What’s common across the board, however, is the need for a data management strategy – one that’s well-considered by stakeholders across the enterprise – that aligns with the goals it hopes to accomplish.
That may be supply chain or medication management or imaging analytics or precision medicine. Or all of those and more. But the data that fuels that augmented intelligence needs to be intact, complete, accurate and well-groomed if any of it is going work.
And leave aside any questions about financial improvements or operational efficiencies for now. Sound data is needed for safe and effective care in the most mundane of times – let alone with the added wild card of AI.
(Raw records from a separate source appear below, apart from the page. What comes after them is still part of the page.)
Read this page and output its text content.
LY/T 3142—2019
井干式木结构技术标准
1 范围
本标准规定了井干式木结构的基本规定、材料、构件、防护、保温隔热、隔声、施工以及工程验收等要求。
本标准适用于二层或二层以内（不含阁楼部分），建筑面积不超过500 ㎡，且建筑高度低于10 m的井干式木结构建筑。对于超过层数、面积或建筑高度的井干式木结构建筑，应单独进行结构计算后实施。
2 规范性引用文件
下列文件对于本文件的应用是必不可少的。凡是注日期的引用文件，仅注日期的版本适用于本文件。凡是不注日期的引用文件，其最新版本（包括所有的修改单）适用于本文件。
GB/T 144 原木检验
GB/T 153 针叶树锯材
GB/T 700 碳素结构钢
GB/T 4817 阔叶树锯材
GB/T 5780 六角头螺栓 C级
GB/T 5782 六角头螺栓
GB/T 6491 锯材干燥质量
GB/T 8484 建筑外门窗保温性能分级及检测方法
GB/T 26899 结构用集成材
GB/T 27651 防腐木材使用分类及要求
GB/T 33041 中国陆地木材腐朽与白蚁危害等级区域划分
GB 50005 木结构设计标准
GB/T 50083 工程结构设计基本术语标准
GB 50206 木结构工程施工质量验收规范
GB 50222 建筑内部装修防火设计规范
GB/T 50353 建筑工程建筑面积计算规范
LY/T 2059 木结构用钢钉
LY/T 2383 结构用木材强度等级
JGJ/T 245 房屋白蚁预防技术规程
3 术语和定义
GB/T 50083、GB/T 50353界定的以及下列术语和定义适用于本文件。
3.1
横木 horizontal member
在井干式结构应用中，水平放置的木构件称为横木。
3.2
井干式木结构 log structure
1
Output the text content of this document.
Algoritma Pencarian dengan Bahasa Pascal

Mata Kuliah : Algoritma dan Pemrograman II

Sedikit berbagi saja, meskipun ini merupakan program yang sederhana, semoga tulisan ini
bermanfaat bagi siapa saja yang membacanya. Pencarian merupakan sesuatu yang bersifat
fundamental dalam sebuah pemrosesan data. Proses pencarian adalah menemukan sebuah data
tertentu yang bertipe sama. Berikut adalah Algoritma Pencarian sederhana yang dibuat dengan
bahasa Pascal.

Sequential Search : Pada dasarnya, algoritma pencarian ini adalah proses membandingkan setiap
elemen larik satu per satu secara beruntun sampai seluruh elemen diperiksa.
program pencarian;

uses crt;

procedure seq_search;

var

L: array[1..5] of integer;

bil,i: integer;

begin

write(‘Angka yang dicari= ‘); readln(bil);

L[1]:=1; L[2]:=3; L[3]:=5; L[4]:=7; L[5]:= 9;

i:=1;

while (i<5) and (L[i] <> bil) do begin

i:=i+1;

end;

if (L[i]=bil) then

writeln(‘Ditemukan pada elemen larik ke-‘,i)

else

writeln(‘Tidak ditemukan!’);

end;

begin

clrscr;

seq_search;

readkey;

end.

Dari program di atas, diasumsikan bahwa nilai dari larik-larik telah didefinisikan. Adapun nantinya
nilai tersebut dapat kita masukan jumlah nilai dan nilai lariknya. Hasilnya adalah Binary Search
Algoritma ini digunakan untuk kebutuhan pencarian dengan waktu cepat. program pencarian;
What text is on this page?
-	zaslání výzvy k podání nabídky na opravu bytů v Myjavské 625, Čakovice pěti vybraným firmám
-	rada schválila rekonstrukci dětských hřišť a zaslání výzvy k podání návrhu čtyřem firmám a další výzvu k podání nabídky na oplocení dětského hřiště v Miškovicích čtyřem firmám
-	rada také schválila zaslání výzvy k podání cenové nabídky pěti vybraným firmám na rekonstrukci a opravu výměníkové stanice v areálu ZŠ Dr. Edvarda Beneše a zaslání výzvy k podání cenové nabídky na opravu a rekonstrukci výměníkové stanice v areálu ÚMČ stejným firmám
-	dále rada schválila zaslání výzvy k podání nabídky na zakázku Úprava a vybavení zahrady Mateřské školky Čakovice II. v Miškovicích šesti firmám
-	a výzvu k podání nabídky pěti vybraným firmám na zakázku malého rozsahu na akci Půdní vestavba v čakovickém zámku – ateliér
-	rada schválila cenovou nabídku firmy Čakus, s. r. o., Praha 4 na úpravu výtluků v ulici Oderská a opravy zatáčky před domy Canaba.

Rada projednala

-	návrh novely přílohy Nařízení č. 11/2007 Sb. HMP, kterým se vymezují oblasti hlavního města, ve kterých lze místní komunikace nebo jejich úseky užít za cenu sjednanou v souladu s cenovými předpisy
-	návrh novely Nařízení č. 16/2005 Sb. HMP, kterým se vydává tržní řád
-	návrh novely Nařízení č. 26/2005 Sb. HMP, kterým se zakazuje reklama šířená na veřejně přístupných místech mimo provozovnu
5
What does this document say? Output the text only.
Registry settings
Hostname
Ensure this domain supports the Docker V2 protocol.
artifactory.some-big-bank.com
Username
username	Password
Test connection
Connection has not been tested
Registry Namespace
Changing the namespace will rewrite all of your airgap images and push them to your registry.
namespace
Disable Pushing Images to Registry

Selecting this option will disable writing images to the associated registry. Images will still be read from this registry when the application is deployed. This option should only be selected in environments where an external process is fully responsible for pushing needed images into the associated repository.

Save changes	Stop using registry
Richard Staynings, Clearwater Compliance chief security and trust officer and member of the HIMSS Privacy and Cybersecurity Committee explains, “the creeping influence of artificial intelligence in healthcare, where human decision-making is more and more removed from the game” means that, if data is missing or inaccurate, “the quality of patient care declines significantly” and safety concerns could arise.
At this year’s HIMSS Precision Medicine Summit, several clinical experts offered their own perspectives on the need for a smart data strategy for AI.
“At the provider level, one of the things we’re trying to figure out is how much data science do you need to teach a medical student to be able to talk to a data scientist?” said Adam Dicker, chair of Department of Radiology Oncology at Philadelphia’s Thomas Jefferson University.
“For a lot of the algorithms that underlie machine learning, there’s a fair bit of statistics,” he explained. “And for those people who want to get into the weeds a little bit, if you don’t understand the process, you really can be bamboozled.”
But getting into the weeds with data of all shapes and sizes is a necessary prerequisite for AI success, said Richard Milani, MD, chief clinical transformation officer at Ochsner Health System.
For all the hype about AI, even when there’s just as much well-warranted optimism about what it can do for healthcare, “we have to have a level of scientific rigor before we just start throwing these things out to the population,” he said. “We just have to do our due diligence in terms of making sure this has been validated in multiple systems.”